The Law of Large Numbers (LLN) infers that the overall outcomes of a game will inevitably converge towards the true probability, if the game is played a large number of times. For example, you would expect to see almost precisely 50% heads and 50% tails, in a game of coin tossing if the game was played a large number of times.

I was recently asked for my opinion on applying the LLN to betting. The question asked whether you could accurately predict future outcomes of a game, if you discovered a moment when the prior results had not yet reached the expected probability based equilibrium, or had deviated from it temporarily. For example, if there have been more heads than tails, in a game of coin tossing, can you commence playing at this 'fortuitous' moment and expect to see more tails in the future until a 50%/50% equilibrium is reached?

I'll continue to use coin tossing in this discussion, but obviously the questioner is actually wondering whether the proposal works for traditional gambling games such as the blackjack, roulette etc. Any game will do to understand the concept, so we'll use coin tossing to keep it simple.

I am not sure that my explanation is perfectly worded, but hopefully it makes sense...

The short answer:

The short answer is no! You cannot avoid the Gamblers Fallacy by simply extending the total number of times you play a game (e.g. flip a coin). Nor will it help to extend the number of times you observe the game being played before you join in. If you extend the size of the data set, you’ll merely be extending the number of times that you must keep playing in order for the large numbers to reach equilibrium. So you run out of funds waiting for a win.

The long explanation (yawn!):

Consider that a very large data set will probably also have longer deviations from equilibrium (if not in percentage terms perhaps, but certainly in absolute numbers at least). So for example lets imagine that we have observed 10000 coin tosses, and that there has been 0.5% too many heads (50) due to random temporary fluctutations. So a data set of 10000 coin tosses cannot be expected to progress to equilibrium within 10 rolls of the dice, because you can imagine that it will take (at least) 50 tosses to reach equilibrium, actually in reality probably many many more than 50 times. Furthermore there is no guarantee that equilibrium will be reached in your given period of activity, especially when funds are limited. If your funds are limited to 10 losses, you'll be bankrupt if the subsequent outcomes deviates by only a tiny overall percentage in the wrong direction.

Now imagine the game after 1 million tosses and suppose it is now out of equilibrium by only 0.1%, it would have 1000 too many heads at that current moment! So you can't play it all the way to equilibrium because you'll either have to go to bed or run out of funds! So essentially the more times that the game is played, potentially the harder it becomes to make money!

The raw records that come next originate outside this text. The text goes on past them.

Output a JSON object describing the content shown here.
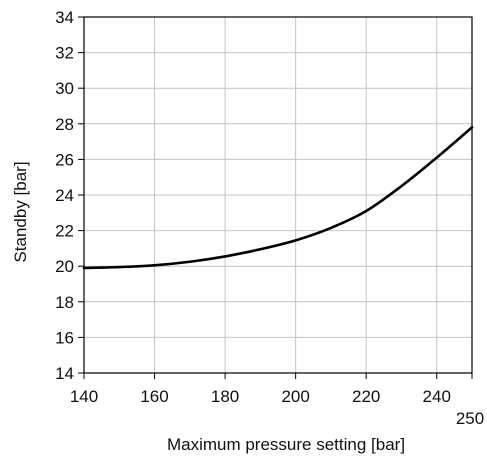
{
  "chart_data": {
    "type": "line",
    "title": "",
    "xlabel": "Maximum pressure setting [bar]",
    "ylabel": "Standby [bar]",
    "xlim": [
      140,
      250
    ],
    "ylim": [
      14,
      34
    ],
    "grid": true,
    "x_ticks": [
      140,
      160,
      180,
      200,
      220,
      240,
      250
    ],
    "y_ticks": [
      14,
      16,
      18,
      20,
      22,
      24,
      26,
      28,
      30,
      32,
      34
    ],
    "series": [
      {
        "x": [
          140,
          150,
          160,
          170,
          180,
          190,
          200,
          210,
          220,
          230,
          240,
          250
        ],
        "values": [
          19.9,
          19.95,
          20.05,
          20.25,
          20.55,
          20.95,
          21.45,
          22.15,
          23.1,
          24.5,
          26.1,
          27.8
        ]
      }
    ]
  }
}
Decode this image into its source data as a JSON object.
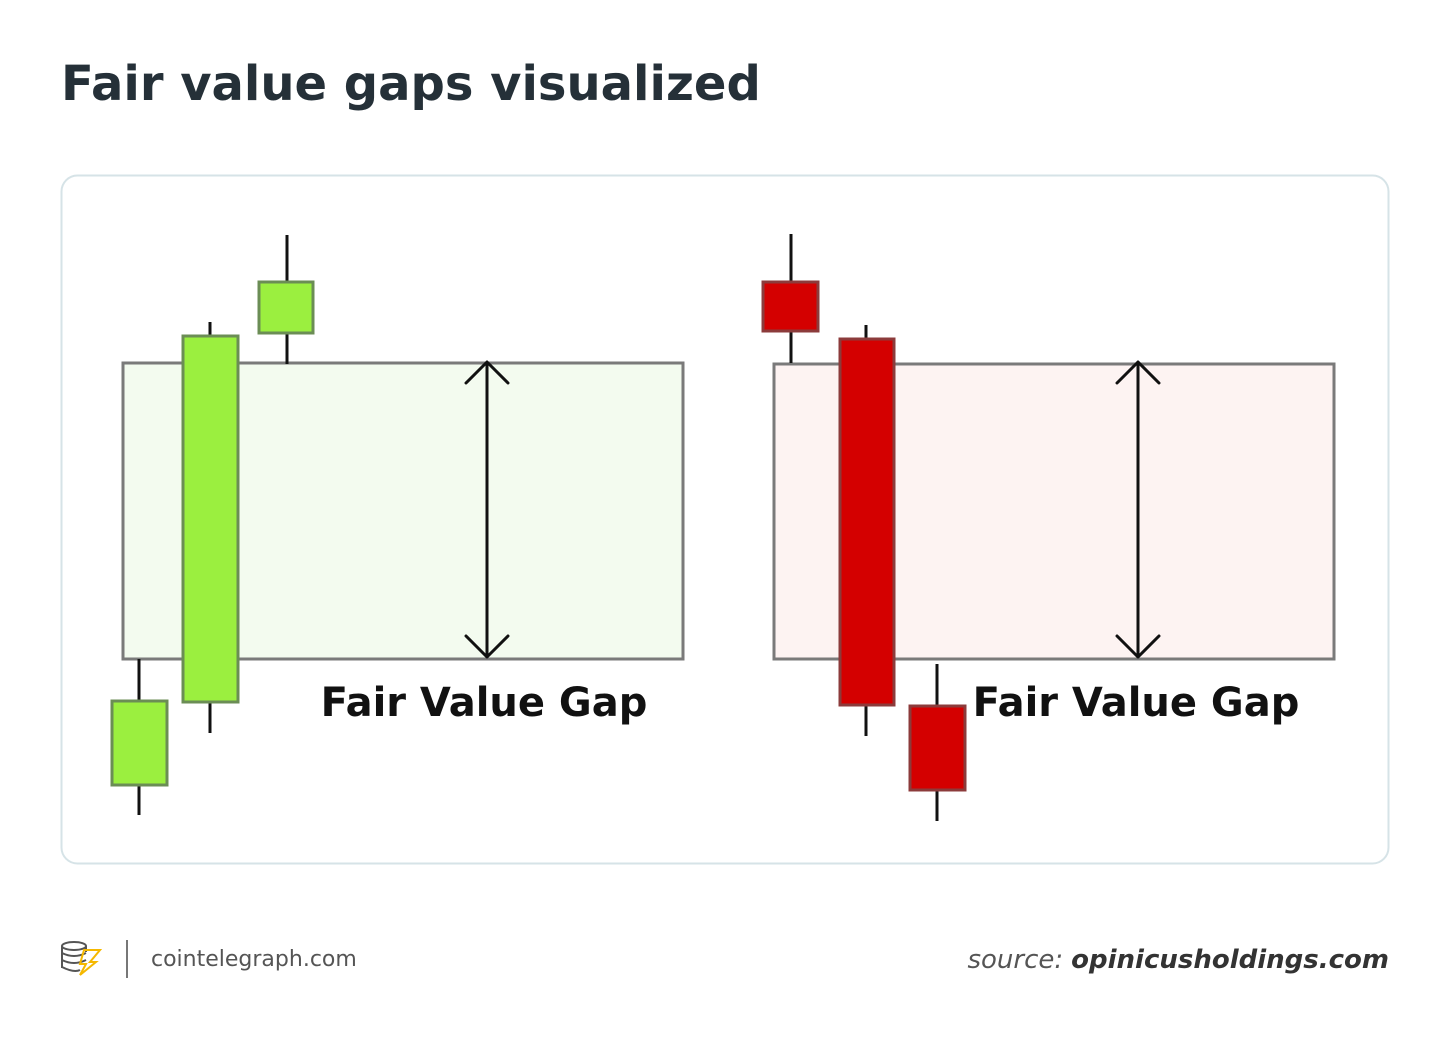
{
  "header": {
    "title": "Fair value gaps visualized"
  },
  "panels": [
    {
      "label": "Fair Value Gap"
    },
    {
      "label": "Fair Value Gap"
    }
  ],
  "footer": {
    "brand": "cointelegraph.com",
    "source_prefix": "source:",
    "source": "opinicusholdings.com"
  }
}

Now let analyse it in more abstract terms. Each individual toss, or series of prior tosses that you observed, remains statistically independent of other tosses, only the data set as a whole can comply to the law of large numbers, not parts of it. Unfortunately you can’t bet on the whole data set as a single bet, you can only bet on parts of it, and you can't predict the parts of it accurately, after all they must be smaller, not large! The outcomes during the small period when you are playing a game of chance, are not influenced by the previous outcomes or the deviation from equilibrium no matter how large the prior data set - this is a key concept in probability theory. A misunderstanding of that concept leads to the gamblers fallacy.

This part of the Wikipedia entry, tries to explain this:

"It is important to remember that the LLN only applies (as the name indicates) when a large number of observations are considered. There is no principle that a small number of observations will coincide with the expected value or that a streak of one value will immediately be "balanced" by the others.”

In conclusion, I don’t believe such a gamlbing strategy based on the Law of Large Numbers will be useful. Nor is it worth trying to overcome this problem by applying a martingale staking system!